Campaigners are opposed to the owner’s plans to convert the White Hart in Hamstead Marshall in to four properties.
The 16th-century inn closed in September last year and agents for the White Hart Inn Company argue that the pub is no longer viable – a statement questioned by many locals.
Residents and the parish council claim that the pub could be a success under the right management.
They are exploring the possibility of either taking over the pub and running it as a community enterprise or working with the owner, Stella Coulthurst, to try and find a buyer or someone to take over the lease.
The issue of viability will be the critical factor when the application is discussed at a meeting of West Berkshire Council’s influential Western Area Planning Committee next week.
Council planners have recommended that the application be refused as the loss of the pub would cause substantial harm to the community.
Before the meeting, councillors will hear confidential viability data from the last four years as put forward by the applicant.

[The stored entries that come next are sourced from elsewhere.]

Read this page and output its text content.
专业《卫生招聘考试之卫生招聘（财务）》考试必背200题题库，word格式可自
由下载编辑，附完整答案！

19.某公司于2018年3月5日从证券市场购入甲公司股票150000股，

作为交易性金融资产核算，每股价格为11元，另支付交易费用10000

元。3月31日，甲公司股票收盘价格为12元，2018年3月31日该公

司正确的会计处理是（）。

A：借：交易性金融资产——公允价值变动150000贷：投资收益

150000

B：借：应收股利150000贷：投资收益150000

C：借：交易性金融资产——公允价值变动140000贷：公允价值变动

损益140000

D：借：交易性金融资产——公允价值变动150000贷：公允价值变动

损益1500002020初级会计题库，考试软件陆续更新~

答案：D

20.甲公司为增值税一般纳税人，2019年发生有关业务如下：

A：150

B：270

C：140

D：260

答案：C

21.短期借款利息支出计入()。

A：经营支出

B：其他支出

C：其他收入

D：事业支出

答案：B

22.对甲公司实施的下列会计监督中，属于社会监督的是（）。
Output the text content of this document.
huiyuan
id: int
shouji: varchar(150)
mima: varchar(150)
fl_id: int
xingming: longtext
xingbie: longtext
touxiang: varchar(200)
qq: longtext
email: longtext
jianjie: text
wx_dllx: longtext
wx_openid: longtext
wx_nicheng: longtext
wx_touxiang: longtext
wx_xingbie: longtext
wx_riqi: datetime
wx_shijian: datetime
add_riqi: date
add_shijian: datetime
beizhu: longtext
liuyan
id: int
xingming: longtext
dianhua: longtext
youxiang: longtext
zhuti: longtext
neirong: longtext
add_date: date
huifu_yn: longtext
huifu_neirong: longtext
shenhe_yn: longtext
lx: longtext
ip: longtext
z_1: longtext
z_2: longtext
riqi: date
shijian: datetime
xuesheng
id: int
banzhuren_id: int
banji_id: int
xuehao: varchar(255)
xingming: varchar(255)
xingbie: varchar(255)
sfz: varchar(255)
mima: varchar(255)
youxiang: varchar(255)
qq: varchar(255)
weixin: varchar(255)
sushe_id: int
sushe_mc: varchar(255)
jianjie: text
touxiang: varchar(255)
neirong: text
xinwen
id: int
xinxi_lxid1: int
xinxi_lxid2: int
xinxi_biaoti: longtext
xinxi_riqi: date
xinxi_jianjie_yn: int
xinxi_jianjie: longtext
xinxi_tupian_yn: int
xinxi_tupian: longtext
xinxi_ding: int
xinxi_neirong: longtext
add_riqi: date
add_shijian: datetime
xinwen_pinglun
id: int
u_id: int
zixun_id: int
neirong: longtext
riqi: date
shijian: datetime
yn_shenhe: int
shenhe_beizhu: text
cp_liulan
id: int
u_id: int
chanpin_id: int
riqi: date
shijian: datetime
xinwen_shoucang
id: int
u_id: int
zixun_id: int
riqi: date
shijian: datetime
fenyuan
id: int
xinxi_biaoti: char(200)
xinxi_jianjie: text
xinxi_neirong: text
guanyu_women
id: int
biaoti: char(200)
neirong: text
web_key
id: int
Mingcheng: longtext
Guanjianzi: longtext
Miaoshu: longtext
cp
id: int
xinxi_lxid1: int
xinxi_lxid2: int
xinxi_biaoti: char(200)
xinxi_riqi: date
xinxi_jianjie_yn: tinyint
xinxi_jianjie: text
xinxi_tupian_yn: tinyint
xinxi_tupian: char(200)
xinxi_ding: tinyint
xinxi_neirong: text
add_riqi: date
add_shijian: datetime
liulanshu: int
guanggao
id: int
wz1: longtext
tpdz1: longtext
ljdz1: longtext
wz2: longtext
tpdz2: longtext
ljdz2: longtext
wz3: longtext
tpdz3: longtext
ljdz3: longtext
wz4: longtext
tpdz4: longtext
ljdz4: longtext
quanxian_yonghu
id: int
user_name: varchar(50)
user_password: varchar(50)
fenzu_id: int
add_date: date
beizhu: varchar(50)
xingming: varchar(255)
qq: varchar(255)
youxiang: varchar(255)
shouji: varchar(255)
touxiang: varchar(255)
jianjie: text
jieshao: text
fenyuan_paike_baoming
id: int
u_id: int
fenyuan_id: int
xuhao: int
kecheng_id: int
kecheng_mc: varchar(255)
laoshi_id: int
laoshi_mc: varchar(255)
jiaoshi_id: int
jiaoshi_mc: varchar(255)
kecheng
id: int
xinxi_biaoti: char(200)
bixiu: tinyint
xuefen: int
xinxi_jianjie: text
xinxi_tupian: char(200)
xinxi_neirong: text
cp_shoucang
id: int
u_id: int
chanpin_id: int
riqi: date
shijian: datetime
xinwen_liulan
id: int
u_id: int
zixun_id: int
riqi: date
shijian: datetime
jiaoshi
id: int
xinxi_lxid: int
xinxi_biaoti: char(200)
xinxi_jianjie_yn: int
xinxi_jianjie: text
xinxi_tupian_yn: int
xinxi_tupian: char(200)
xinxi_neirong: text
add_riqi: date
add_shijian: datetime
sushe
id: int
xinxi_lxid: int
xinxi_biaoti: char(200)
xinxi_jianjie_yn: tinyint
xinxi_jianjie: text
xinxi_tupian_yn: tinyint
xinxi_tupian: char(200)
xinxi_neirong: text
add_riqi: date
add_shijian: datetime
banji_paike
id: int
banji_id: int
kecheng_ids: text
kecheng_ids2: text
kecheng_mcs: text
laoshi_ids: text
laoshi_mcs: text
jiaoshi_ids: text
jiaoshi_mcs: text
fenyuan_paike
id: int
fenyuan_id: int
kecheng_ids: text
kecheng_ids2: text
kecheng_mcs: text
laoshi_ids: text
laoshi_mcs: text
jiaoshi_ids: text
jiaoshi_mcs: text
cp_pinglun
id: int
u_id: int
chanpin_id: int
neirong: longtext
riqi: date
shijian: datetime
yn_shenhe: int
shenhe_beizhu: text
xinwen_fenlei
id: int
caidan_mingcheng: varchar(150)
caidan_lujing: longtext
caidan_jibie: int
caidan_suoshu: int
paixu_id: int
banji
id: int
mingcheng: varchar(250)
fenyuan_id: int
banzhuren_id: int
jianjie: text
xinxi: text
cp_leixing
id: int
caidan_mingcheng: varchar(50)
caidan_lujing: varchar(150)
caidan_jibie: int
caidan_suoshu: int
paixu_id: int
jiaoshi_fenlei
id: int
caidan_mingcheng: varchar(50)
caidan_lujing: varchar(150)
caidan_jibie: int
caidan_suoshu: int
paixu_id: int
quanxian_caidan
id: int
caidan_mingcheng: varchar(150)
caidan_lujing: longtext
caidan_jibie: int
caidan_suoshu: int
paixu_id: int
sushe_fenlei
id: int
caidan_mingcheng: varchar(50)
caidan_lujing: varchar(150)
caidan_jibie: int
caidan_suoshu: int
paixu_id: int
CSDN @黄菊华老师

A council report says the data clearly indicated that the ongoing losses are significant and non-sustainable.
However, the Save the White Hart campaign group have submitted their own data, which concludes that in the right hands the pub could be profitable, echoing the views of an independent valuer appointed by the council.
The council report said: “Clearly, the loss of the community asset is regrettable, as is any community asset.
“However, the planning test is whether that harm is so substantial as to merit rejection of the application. Officers consider this harm will be substantial to the local community.
“On the one hand if the application is approved, it will mean the regrettable loss of a valued and historic community facility of 18th century origin.
“On the other hand it will mean the addition of four additional dwellings, which, while small in number, still adds to the council’s overall housing provision.”
In the 19th and early 20th centuries the pub was used as a coroner’s court, timber salesroom, auction house and meeting place for the village.
It was also the first premises in Hamstead Marshall to be connected to mains electricity in the 1950s.
The crucial meeting on the pub’s future will be held in the council’s Market Street offices, Newbury, at 6.30pm on Wednesday, April 20.